Parce que je suis dressé pour ça, parce qu'on m'a appris à commenter de mon avis tellement pertinent, tellement infaillible, n'importe quel livre, n'importe quel auteur. Je peux me permettre de dire que Raskolnikov est "vaguement con". Je peux même critiquer Descartes ou Justine Levy. Je suis encouragé à démontrer que Gaston Leroux est un auteur moyen, à souligner le talent de Joseph Conrad, la vacuité de Jean d'Ormesson.
Je dois avancer, mesquin et masqué. Avec assurance et dérision. Je dois argumenter, et faire le guignol pour qu'on puisse croire que j'ai du style.
Je cultive mes champs lexicaux, je sème quelques vulgarités pour amuser la galerie, le jeu de mots en clin d'oeil appuyé.
En fait, c'est à gerber.
C'est inutile.
Mais qui peut prétendre, avoir un jugement à rendre ? me demande un chanteur chauve à la radio.
Moi, Pascal.
Je n'ai appris qu'à critiquer.
A faire le malin.
La prétention de tout.
Alors, ta chanson, c'est de la merde. Et moi, pas loin.
Et toi, tu me manques.
Commentaires :
Re: c'est vrai!
La Russie, l'aristocratie sous les balles de Tolstoï, la grandeur dans la tragédie, Stalingrad, et puis Staline, la Tchétchénie et le cul d'Elena dans Nice People. Il y a trop de choses à dire, alors je préfère retenir Dostoïevski.
Gaston Leroux avait du talent, ne serait-ce que dans le choix de ses titres, et je n'ai jamais compris pourquoi mon prof le méprisait autant. Mais il était bien vu d'abonder dans son sens.
Toujours pas d'accord
Re: Toujours pas d'accord
Mais ce qui est méprisable, c'est l'orgueil, le snobisme facile.

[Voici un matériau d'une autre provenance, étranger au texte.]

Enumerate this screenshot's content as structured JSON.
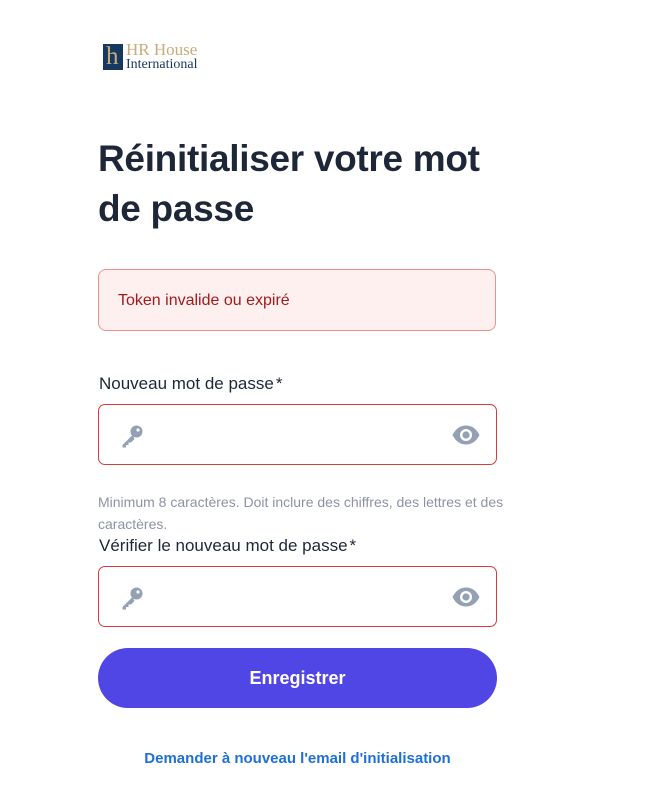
{
  "logo": {
    "mark": "h",
    "line1": "HR House",
    "line2": "International"
  },
  "title": "Réinitialiser votre mot de passe",
  "alert": {
    "message": "Token invalide ou expiré"
  },
  "new_password": {
    "label": "Nouveau mot de passe",
    "required_marker": "*",
    "value": "",
    "icon": "key-icon",
    "toggle_icon": "eye-icon"
  },
  "hint": "Minimum 8 caractères. Doit inclure des chiffres, des lettres et des caractères.",
  "confirm_password": {
    "label": "Vérifier le nouveau mot de passe",
    "required_marker": "*",
    "value": "",
    "icon": "key-icon",
    "toggle_icon": "eye-icon"
  },
  "submit_label": "Enregistrer",
  "resend_link": "Demander à nouveau l'email d'initialisation",
  "colors": {
    "primary": "#4f46e5",
    "error_border": "#d93a3a",
    "alert_bg": "#fff0f0",
    "alert_text": "#a11b1b",
    "link": "#1f6fd9",
    "icon_gray": "#94a0b4",
    "logo_gold": "#c8ab7d",
    "logo_navy": "#17385f"
  }
}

Devant le professeur, il est bien vu de mépriser certains auteurs et d'en admirer d'autres. Ce n'est pas une question de goût, c'est une question de prétention.
Je ne reproche rien à personne, j'explique juste comment je suis devenu stupide (pour faire plaisir à ac-col-ade), mais surtout prétentieux.
Critiquer un roman de Gaston Leroux, c'est très bien.
Mépriser ostensiblement Gaston Leroux dans un devoir pour se complaire dans l'élitisme snob, c'est ridicule.
c'est vrai!
Les personnages de Dostoïevski sont toujours en quête d’un ailleurs, probablement d’un lieu où leur conscience trouvera enfin un je ne sais quoi, un presque rien.........
Et ce n'est pas prétention de se prêter à penser qu'ils sont vaguement cons ou méchants ou pire même.......
Je crois qu'ils sont Russes.
Que j'aurais aimé trouver ce titre: La double vie de Théopraste Longuet....... ça sonne bien, théophraste Longuet, je trouve :-)!